Most individuals that have a PEG tube will receive their food intermittently. So they don't have to be connected to feeds 24/7. They may be, but they don't have to be. So they can receive what we call bolus feeds.
The procedure itself to place a PEG tube is fairly straightforward.
It’s usually done in an outpatient setting by one of our gastro GI colleagues and gastrointestinal colleagues. And it's a straightforward procedure. However, there can be complications. And so even though the procedure itself is straightforward, there can be complications. The most common complication is an infection.
PEG tubes even if individuals are not consuming foods orally and have a PEG tube placed, PEG tubes do not necessarily decrease or eliminate the risk of aspirating. And that's something important to be aware of. We don't have a ton of literature surrounding PEG tubes in individuals specifically with HD, although there was a relatively recent study published in 2021.
And Dr. Sam Frank, who will speak with you later today, was the senior author of this paper. And this was a paper that was a retrospective chart review. So, the authors reviewed charts from individuals that were in a long-term care facility on the East Coast. And they reviewed the charts from 148 individuals.
Thirty-nine of these individuals had a PEG tube placed. And ultimately, they found that individuals that had PEG tubes placed had an extended duration of life on average of three years.
They found that they did not have a decrease in the incidence of pressure ulcers or a reduction in the frequency of pneumonia. And the PEG tubes did not improve their nutritional status. Now, this was, as I said, a chart review. We know there are inherent limitations to these types of studies, but it gives us some data in HD.
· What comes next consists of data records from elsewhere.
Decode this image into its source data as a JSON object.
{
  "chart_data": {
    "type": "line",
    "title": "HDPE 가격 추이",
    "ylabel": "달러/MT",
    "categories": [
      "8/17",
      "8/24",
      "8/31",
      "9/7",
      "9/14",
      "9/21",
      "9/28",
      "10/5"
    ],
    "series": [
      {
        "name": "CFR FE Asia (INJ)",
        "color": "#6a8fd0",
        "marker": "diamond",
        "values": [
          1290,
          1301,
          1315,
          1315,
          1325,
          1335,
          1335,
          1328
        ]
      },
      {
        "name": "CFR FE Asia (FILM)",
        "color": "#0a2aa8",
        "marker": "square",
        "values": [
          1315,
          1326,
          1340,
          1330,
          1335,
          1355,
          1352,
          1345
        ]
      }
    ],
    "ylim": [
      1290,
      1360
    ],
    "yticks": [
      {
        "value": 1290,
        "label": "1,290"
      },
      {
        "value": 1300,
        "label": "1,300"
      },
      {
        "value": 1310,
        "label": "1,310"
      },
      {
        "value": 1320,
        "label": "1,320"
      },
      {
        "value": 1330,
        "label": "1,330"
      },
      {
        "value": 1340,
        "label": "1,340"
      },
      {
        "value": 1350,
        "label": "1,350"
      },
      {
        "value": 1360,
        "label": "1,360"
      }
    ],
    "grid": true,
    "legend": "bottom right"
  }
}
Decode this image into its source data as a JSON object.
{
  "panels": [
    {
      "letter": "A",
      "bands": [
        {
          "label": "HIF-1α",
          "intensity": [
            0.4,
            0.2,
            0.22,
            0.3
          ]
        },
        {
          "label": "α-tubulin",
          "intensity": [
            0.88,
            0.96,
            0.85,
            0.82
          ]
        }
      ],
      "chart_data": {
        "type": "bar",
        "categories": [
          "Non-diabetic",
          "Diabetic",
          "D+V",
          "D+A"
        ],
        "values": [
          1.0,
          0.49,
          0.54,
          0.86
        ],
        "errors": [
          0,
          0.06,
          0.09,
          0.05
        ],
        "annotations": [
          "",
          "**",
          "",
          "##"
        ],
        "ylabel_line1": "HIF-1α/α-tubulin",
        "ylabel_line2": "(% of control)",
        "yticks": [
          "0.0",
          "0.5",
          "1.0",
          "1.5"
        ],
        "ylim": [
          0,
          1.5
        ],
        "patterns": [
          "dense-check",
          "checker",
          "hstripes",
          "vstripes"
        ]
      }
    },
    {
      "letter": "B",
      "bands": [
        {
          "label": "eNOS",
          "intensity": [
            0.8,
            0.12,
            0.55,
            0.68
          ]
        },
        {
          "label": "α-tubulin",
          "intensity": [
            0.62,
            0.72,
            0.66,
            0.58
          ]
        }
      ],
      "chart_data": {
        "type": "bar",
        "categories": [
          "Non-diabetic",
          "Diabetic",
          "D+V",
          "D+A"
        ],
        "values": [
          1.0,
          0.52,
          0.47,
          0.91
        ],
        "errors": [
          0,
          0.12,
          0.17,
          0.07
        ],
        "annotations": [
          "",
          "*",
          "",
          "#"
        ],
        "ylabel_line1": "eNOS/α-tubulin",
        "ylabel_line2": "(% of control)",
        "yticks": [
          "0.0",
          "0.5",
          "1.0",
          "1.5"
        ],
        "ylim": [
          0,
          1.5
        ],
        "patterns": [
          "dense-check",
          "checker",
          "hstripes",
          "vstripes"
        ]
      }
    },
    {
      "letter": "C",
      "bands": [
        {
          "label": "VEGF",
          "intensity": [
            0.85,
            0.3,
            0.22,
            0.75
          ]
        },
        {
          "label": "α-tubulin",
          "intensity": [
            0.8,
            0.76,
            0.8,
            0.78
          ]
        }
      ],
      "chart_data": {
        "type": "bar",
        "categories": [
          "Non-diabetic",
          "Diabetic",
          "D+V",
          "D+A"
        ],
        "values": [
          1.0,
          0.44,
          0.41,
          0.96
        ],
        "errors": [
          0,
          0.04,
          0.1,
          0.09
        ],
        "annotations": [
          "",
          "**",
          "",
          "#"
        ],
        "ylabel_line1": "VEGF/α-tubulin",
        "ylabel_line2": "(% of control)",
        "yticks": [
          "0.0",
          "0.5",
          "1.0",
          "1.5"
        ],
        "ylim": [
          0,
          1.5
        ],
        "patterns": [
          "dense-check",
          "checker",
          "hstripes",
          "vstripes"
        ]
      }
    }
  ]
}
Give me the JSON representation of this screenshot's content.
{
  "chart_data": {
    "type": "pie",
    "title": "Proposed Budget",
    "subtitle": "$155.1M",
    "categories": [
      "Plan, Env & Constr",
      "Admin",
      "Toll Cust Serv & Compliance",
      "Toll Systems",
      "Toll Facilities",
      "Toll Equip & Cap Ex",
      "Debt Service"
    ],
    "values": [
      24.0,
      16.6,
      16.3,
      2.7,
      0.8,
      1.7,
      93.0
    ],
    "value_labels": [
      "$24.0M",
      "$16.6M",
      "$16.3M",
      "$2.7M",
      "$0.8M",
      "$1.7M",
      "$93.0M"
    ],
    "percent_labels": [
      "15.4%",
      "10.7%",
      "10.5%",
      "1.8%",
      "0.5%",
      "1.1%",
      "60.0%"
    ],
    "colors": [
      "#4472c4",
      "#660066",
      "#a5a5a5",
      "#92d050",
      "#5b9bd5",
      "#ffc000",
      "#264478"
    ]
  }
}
And so there are still many questions when you're reviewing the literature as to whether we should move forward with the PEG tube. The bottom line is there's no absolute wrong or right answer when it comes to placing a PEG tube.
It's important that you have this discussion, if you can, with your loved ones early in the disease course when you're thinking about your advanced directives. It's an important discussion that we should all have with or without HD.
Know that it's appropriate to ask your neurologist or primary care doctor this question and know that it's okay to be conflicted about whether or not to move forward. But there are absolutely folks who can help you and guide you in trying to make the best decision to pursue or not pursue a PEG.